This exhibition shows examples of recent work made in a print studio. Based on my drawings of portraits, architecture and landscapes I have produced a series of drypoint prints.
Drypoint printing is a natural extension of my drawing practice, because the process is to ‘draw’ or incise into a surface, and the incised line or sunken area holds the ink.
My ‘Species of Trees’ series has, in particular, benefited considerably from this form of printmaking. ‘Species of Trees’ is an ongoing series of drawings and prints which are influenced in part by the graphic art of contemporary China and 19th Century Japan, where the marks I use in my work are reminiscent of those found in screenprints, woodblock prints and etchings. The drawings are rendered in a manner which endeavours to bring together the analytical with a sense of the lyrical.
This series of drawings and prints are portraits of particular trees, including the grounds of Hatfield House, the Jacobean House and Tudor Hall in Hertfordshire.
Each drawing makes the space around the tree visible as well as a sense of the volume and mass of the tree itself. This work contrasts with the work of the Painter, Alexander Cozens, who in 1771 produced a portfolio of prints entitled The Shape, Skeleton and Foliage of 32 Species of Trees for the use of Painting and Drawing. In this work the images represent the visible character of various species of trees where each is illustrated as a generalized example and Cozens work is one of classification.
I came across this publication whilst working on my drawings and prints of trees and found it to be an interesting counterpoint to my own project. The descriptions and presentation of tree species in my own work acknowledges Cozens work of classification.
The trees series is an ongoing project and will continue to develop through drawing and printmaking.
The exhibition also shows drypoint prints of Architecture, Portraits and Still Life to show how this process of printmaking can extend drawing techniques.
Drypoint printing has the directness of drawing. This technique has provided another layer to my work and has developed my drawing skills. The printmaking process combines a sense of control in preparing the plate, incising the lines and applying and selectively removing ink, as well as unexpected effects which result from the use of the press in the print process.
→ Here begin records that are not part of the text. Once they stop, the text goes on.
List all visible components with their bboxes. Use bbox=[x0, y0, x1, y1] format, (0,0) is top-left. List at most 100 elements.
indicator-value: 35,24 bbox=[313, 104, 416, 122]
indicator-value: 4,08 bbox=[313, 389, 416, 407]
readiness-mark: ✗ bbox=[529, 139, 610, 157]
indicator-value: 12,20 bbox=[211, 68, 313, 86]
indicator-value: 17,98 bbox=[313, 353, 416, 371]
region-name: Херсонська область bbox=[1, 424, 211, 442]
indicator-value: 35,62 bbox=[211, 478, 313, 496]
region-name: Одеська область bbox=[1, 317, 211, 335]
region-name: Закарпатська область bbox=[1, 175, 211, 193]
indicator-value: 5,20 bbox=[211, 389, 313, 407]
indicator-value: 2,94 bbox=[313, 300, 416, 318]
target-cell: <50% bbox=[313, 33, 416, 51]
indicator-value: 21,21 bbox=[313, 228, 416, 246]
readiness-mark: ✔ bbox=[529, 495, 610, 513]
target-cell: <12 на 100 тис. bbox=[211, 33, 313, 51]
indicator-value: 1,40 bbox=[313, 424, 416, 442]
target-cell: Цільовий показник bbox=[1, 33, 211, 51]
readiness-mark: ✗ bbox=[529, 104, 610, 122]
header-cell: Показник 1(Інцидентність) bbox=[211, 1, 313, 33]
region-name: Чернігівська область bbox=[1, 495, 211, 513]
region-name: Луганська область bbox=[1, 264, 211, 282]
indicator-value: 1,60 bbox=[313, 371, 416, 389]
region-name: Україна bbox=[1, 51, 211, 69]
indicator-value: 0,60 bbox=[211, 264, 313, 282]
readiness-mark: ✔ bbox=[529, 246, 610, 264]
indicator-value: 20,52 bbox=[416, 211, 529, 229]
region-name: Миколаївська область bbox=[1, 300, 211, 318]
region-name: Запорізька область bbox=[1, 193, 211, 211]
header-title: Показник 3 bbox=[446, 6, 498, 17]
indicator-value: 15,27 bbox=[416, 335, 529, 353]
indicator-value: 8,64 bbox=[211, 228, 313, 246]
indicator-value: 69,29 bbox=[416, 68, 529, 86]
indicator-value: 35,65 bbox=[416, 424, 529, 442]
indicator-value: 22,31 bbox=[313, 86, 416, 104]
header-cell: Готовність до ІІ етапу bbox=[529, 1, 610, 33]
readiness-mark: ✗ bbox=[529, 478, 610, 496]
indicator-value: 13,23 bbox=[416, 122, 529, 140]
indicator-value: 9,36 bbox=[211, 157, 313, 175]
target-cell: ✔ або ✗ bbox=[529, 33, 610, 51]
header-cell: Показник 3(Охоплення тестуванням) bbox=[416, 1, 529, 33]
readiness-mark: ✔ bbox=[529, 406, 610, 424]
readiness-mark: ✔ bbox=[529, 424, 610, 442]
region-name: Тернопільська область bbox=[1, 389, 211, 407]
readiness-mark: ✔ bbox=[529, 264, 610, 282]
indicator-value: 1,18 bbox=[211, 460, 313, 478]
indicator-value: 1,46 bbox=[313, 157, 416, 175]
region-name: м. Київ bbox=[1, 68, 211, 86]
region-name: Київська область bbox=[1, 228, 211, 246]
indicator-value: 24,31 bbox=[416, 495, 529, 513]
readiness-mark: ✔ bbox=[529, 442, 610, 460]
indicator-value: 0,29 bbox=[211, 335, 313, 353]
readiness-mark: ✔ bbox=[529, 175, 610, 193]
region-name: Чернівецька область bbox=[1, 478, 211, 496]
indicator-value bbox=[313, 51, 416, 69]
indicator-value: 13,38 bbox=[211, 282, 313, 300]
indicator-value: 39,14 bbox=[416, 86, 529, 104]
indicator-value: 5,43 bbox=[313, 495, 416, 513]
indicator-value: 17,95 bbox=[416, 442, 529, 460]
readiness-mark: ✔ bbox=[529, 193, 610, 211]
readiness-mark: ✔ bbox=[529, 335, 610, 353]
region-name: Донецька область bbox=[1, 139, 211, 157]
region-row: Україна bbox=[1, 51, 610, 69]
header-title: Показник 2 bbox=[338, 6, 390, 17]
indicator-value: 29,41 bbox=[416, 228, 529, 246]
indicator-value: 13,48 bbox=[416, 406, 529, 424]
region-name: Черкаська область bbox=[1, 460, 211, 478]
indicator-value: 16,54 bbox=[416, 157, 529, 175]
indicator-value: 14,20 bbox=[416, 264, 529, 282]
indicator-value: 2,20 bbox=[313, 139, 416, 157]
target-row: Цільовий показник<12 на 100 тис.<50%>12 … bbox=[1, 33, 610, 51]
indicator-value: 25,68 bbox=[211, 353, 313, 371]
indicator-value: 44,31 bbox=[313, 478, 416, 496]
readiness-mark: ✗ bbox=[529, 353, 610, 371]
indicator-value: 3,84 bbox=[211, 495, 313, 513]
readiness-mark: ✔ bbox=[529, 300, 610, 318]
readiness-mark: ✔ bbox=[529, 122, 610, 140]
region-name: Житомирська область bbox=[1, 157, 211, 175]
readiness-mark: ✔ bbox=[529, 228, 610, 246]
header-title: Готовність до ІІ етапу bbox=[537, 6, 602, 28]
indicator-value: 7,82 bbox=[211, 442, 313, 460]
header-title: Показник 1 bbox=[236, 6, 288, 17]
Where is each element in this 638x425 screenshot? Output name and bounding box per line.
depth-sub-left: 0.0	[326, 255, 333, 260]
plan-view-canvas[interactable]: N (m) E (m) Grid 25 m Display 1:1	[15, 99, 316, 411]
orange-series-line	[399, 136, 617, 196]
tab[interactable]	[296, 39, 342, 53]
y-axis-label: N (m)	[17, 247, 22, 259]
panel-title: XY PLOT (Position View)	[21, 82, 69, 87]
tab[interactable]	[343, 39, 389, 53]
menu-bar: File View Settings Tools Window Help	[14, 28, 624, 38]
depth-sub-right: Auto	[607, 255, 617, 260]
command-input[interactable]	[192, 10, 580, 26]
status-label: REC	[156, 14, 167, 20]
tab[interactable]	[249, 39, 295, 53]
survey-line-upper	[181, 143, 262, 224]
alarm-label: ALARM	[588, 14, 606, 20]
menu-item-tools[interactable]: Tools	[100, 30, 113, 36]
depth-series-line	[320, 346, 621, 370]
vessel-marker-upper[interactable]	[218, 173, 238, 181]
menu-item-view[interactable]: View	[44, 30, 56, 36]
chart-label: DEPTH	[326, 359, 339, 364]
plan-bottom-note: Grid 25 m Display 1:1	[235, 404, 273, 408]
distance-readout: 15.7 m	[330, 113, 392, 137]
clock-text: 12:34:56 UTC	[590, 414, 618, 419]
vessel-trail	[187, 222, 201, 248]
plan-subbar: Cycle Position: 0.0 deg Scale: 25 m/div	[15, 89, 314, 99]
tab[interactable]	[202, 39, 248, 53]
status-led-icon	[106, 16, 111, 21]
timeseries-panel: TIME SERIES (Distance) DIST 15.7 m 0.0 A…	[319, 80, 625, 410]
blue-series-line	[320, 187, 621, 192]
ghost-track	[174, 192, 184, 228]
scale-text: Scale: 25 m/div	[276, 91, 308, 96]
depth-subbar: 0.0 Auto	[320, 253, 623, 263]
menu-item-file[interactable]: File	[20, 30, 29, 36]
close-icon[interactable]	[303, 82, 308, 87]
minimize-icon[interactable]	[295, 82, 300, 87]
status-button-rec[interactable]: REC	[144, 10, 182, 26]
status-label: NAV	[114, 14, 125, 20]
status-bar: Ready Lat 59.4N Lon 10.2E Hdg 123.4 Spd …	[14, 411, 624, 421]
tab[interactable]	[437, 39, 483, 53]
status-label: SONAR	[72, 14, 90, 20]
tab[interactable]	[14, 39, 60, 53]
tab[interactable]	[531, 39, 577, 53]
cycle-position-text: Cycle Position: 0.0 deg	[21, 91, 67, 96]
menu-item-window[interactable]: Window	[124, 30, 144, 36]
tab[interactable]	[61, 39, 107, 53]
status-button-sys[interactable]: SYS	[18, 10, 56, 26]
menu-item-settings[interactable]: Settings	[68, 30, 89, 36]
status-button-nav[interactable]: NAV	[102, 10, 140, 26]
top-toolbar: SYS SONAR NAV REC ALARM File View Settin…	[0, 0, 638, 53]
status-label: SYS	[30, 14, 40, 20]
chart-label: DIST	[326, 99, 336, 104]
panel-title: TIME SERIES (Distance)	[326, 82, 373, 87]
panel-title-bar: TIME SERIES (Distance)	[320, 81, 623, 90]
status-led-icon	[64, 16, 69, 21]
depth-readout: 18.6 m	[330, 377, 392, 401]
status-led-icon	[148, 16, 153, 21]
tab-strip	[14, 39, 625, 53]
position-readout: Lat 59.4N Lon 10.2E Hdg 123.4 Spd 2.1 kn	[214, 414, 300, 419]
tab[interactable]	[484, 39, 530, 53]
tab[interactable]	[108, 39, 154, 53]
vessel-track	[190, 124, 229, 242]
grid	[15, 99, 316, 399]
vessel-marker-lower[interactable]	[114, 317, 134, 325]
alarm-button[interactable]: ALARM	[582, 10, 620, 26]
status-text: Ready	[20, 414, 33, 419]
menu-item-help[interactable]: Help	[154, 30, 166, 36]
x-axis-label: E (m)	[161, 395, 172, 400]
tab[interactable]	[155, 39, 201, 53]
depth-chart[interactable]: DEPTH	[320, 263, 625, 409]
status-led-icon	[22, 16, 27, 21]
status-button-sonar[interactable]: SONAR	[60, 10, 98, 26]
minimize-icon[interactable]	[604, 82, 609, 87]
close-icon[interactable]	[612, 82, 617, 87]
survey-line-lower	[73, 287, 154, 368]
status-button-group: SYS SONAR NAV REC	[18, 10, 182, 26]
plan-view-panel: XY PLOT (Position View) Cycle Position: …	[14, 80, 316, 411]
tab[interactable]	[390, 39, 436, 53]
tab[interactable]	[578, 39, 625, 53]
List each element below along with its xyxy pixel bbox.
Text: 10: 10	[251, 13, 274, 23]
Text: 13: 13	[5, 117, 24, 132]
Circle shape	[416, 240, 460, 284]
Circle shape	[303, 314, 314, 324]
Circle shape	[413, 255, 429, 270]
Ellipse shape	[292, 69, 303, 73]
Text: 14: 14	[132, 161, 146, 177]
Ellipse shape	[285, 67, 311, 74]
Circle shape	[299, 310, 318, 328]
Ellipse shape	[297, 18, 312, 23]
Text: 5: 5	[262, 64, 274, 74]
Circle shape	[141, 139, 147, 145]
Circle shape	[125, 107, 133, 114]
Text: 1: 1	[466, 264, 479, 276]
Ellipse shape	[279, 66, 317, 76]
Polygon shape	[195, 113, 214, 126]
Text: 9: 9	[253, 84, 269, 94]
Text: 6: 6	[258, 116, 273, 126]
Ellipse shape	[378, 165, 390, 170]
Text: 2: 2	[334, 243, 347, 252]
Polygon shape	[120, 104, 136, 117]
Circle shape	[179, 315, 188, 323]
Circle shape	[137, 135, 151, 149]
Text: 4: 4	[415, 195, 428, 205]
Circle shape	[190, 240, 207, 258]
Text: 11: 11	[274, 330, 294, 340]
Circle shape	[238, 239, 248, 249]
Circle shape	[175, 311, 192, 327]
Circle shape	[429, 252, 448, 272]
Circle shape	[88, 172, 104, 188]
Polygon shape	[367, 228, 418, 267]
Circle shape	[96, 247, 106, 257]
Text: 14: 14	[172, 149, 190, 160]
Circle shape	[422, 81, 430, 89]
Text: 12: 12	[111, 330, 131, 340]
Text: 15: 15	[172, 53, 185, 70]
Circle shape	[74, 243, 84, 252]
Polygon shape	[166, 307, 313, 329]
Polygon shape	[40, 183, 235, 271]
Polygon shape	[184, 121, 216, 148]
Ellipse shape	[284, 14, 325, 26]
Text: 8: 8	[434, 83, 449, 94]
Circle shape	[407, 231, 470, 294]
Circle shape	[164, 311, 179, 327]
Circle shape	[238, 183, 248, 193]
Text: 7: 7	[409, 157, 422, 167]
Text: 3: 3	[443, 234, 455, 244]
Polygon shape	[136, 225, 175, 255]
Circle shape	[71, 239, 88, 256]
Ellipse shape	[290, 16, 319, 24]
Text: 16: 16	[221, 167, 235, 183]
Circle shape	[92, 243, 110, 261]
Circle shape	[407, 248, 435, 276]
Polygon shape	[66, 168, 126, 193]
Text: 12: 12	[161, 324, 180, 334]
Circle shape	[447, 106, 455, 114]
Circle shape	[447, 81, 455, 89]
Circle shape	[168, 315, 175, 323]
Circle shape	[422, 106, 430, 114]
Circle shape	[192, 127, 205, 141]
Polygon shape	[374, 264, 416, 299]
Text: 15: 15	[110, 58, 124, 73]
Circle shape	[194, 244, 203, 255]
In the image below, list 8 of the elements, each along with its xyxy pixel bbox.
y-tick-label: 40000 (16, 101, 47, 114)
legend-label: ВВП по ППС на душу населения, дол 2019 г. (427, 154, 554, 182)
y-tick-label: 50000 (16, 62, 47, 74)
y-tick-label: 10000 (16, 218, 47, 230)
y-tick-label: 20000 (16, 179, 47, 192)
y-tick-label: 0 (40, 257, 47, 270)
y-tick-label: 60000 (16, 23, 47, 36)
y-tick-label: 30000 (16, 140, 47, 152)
Charlotte Harker is an artist based in London. Her recent work has been made in a print studio. Based on my drawings of portraits, architecture, landscapes and more recently animals, I have produced a series of drypoint prints. Prior to this she produced a series of drawings which were included in a book titled ‘Nowheres’, a collaborative project with Poet, Tamar Yoseloff. These drawings were exhibited at the Poetry Society and also the Barbican Centre in 2015. In 2014, for her project and solo exhibition, ‘Species of Trees and Other Landscapes’ she was awarded a grant from Arts Council England. In 2012 she was awarded a residency at the Cill Rialaig Project in Ballinskelligs, County Kerry, Ireland. In 2009 Arts Council England awarded a grant to support her research into the work of 19th Century Landscape painter, Peter De Wint, at The Collection and Usher Gallery, Lincoln. Prior to that she was awarded a Pollock Krasner Foundation Grant in 2007. She has been shortlisted for the Jerwood Drawing Prize and from 2001-2002 was a resident artist at the Florence Trust Studios in London. As well as exhibiting across the U.K., she has been in group shows in Europe, U.S.A. and Australia.